Luhut menjelaskan, sistem elektronik katalog (e-katalog) nasional, menurut rencana, diluncurkan pada 24 Maret 2022. Pengembangannya telah dilakukan tujuh bulan terakhir. ”Kami wajibkan semua instansi pemerintah daerah punya e-katalog. Lalu, e-katalog bersangkutan harus terhubung dengan sistem aplikasi e-katalog nasional. Badan Pengawasan Keuangan dan Pembangunan (BPKP) akan ikut mengaudit,” ujar Luhut.
Menurut Luhut, dengan adanya sistem e-katalog nasional, tender instansi kementerian/ lembaga ataupun pemerintah daerah akan berkurang. Risiko korupsi pengadaan barang dan jasa juga bisa diminimalkan. E-katalog juga berpeluang menaikkan pertumbuhan ekonomi sebesar 1,7 persen per tahun berdasarkan kajian Badan Pusat Statistik.
Selain itu, sistem e-katalog nasional diyakini mampu mengakomodasi produk buatan dalam negeri. Apalagi, pemerintah telah menetapkan alokasi belanja untuk pengadaan barang dan jasa buatan lokal setiap tahun.
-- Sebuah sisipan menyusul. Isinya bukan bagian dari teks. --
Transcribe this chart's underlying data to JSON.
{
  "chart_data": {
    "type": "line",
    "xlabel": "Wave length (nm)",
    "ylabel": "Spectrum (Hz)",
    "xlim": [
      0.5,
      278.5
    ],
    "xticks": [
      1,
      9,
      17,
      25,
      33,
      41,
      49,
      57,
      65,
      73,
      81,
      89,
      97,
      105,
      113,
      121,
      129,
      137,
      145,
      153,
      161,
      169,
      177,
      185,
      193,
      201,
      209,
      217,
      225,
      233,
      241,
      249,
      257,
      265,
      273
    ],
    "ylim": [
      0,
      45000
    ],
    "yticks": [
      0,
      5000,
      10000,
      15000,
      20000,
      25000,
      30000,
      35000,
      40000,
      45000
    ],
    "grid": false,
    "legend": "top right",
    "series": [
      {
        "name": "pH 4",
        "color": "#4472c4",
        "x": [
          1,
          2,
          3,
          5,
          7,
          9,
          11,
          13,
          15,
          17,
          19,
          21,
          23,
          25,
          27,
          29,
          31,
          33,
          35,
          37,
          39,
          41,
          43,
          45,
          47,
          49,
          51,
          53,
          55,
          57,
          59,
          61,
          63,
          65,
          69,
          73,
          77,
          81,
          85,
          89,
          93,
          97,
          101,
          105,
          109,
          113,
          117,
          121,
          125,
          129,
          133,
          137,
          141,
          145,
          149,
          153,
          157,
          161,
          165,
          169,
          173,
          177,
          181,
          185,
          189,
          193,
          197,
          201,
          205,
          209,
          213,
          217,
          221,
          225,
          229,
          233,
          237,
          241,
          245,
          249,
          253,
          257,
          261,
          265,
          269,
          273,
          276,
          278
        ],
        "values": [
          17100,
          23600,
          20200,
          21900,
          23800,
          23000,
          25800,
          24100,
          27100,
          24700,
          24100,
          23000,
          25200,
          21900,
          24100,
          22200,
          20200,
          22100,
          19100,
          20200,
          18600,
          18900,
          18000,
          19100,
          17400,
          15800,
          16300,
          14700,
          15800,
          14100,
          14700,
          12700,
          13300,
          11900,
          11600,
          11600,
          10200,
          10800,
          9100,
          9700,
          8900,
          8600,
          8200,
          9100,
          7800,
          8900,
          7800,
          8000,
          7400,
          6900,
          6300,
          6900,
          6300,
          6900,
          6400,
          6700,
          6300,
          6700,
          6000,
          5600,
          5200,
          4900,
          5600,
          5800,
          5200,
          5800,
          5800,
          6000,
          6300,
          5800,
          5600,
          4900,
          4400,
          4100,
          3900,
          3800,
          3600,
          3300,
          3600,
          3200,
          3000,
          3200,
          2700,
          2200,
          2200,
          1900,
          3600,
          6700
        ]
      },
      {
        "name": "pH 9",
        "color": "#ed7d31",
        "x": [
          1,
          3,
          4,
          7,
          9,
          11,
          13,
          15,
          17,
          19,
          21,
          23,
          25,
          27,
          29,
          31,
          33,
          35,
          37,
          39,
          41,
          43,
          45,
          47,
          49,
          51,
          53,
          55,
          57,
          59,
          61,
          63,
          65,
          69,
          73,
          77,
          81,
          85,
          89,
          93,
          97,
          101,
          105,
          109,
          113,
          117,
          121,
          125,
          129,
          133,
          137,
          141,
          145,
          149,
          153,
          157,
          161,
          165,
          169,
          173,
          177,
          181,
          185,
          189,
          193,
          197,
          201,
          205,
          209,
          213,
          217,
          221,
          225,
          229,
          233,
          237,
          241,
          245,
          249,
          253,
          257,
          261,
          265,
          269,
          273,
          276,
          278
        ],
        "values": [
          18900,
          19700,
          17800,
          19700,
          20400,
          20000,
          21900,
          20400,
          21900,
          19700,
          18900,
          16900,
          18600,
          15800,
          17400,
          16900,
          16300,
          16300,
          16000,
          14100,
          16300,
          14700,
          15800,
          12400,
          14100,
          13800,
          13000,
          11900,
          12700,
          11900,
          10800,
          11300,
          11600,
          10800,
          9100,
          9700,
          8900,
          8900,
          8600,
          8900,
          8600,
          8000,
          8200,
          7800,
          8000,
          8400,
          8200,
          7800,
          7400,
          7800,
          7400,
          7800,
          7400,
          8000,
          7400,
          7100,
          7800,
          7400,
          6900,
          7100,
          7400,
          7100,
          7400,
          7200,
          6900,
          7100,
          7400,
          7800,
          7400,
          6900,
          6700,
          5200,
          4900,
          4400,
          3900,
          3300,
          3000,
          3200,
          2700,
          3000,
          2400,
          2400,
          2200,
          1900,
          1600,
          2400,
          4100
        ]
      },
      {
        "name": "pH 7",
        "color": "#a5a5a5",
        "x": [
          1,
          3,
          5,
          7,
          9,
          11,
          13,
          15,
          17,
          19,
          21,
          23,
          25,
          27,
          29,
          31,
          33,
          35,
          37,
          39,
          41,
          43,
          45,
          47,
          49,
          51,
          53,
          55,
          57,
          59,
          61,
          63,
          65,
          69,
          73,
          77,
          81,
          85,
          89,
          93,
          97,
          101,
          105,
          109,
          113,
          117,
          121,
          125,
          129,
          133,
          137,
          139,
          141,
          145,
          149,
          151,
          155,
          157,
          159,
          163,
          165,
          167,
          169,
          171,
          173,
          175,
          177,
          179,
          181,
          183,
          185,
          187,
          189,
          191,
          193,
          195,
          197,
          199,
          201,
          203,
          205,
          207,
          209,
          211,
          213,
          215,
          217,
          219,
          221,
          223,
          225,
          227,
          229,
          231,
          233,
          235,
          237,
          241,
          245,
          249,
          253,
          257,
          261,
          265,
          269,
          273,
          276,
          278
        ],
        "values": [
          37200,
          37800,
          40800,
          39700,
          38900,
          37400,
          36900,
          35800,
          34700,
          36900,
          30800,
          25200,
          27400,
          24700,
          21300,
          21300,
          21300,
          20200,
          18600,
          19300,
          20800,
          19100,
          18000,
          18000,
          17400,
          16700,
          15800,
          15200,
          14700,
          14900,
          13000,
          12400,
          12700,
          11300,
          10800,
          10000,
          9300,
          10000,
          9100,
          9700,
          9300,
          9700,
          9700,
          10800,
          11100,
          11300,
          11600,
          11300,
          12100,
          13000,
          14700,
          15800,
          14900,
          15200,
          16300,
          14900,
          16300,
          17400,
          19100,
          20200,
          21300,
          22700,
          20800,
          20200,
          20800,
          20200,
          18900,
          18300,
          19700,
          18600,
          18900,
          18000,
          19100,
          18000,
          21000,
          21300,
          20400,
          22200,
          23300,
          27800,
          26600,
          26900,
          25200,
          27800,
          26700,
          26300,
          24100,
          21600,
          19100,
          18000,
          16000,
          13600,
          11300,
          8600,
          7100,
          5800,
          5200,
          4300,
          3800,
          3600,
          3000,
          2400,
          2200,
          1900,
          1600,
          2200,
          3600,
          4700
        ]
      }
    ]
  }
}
Nilai alokasi pengeluaran tersebut berkisar Rp 400 triliun.
Johnny menambahkan, pemerintah akan ambil bagian menyiapkan aplikasi e-katalog nasional. Menurut rencana, sistem itu akan berjalan di pusat data nasional yang sedang dibangun Kementerian Komunikasi dan Informatika. Adanya sistem e-katalog nasional juga akan mendukung semakin bertumbuhnya inovasi produk dalam negeri.
”Perusahaan besar ataupun skala UMKM lokal pun menjadi memiliki kesempatan luas untuk berkembang dan berpartisipasi dalam ekonomi digital,” ucap Johnny.
Menteri Luar Negeri Retno Marsudi di acara yang sama, mengatakan, salah satu isu penting dalam Digital Economy Working Group G-20 adalah masalah konektivitas. Secara global, masih ada 2,9 miliar orang penduduk dunia yang belum terhubung atau memiliki akses ke internet. Selain itu, separuh populasi di dunia menilai harga layanan internet masih mahal.
“Padahal, ekonomi digital memiliki peluang membantu perekonomian global. Oleh karena itu, dalam forum G-20, kita harus memperkuat kerja sama global mengatasi permasalahan-permasalahan yang bisa menghambat pertumbuhan ekonomi digital. Permasalahannya pun bukan sekadar ketimpangan konektivitas dan harga layanan internet, tetapi juga menyangkut regulasi yang menjamin perlindungan konsumen,” kata Retno.